The constraint violations for the last backward recursion are not distributed on scenarios, but averaged on each week in the iteration according to the probability of each scenario. After the final backward iteration has been conducted, a set of additional cuts for extreme reservoir volumes are created in an additional backward iteration. As these cuts are prepared for the extreme situations, there is a much higher number of constraint violations.
Finally, the file constraintViolation.txt shows statistics from the final simulation, the last backward recursion and the extra cut generation. These statistics include the total number of LP problems solved, the total number of constraint violations and the average size of the constraint violations of each constraint type for this iteration phase.
Penalties used in the objective function#
The file penalty.txt shows a print-out of the actual penalty values that are used in the Prodrisk optimization for all penalty variables, modules and simulation weeks. To set the penalty values, see the documentation on Penalty-values.

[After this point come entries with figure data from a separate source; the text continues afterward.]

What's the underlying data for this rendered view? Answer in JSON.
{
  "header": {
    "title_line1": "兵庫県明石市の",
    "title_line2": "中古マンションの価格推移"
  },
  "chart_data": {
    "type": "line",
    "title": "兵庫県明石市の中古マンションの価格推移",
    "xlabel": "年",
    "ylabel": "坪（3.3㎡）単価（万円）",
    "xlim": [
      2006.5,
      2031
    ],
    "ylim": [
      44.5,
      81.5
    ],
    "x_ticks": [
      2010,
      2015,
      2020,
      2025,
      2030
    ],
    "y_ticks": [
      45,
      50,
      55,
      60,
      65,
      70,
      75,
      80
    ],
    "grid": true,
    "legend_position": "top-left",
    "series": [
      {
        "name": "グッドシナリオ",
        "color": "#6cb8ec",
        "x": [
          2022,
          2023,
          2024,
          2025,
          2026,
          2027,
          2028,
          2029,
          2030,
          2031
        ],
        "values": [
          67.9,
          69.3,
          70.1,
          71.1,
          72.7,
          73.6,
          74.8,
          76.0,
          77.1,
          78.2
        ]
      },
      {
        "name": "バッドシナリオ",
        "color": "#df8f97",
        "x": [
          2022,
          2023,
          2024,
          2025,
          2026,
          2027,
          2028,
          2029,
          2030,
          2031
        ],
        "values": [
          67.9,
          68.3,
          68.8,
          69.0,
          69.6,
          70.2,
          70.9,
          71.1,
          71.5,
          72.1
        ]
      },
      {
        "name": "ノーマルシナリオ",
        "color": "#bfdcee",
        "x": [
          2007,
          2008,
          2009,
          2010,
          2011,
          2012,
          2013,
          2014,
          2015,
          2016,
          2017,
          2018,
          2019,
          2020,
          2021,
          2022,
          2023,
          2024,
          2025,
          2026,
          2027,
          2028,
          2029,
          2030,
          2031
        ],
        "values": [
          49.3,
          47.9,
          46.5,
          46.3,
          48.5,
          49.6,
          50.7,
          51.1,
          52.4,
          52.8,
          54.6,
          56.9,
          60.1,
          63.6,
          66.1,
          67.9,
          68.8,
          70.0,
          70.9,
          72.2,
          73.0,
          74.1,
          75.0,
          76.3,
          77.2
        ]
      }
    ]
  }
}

Negative inflow statistics#
The SDDP algorithm used in Prodrisk demands convexity, which motivates the use of a linear stochastic inflow model based on a first-order vector autoregressive model (VAR1) for the backward recursions. To remove seasonal variation, the observed inflow is normalized before fitting it to the VAR1 model. The autoregressive model will sometimes produce negative inflow values. It is useful to quantify the frequency and volume of the negative inflows because negative inflows may trigger use of high penalties for negative reservoir storages. As the negative inflow will be the same for all iterations, all price nodes and all trajectories, they are recorded in the first backward recursion for the first price node and trajectory but printed in the finishing simulation. A section of the file inflowStatistic.txt is shown below. For each week, the number of inflow samples used is recorded along with the number of negative inflow samples, the probability for a negative inflow and the average volume of the negative inflow for that week, whenever a negative inflow occurs. For weeks without any negative inflow samples, the probability and average volume are zero.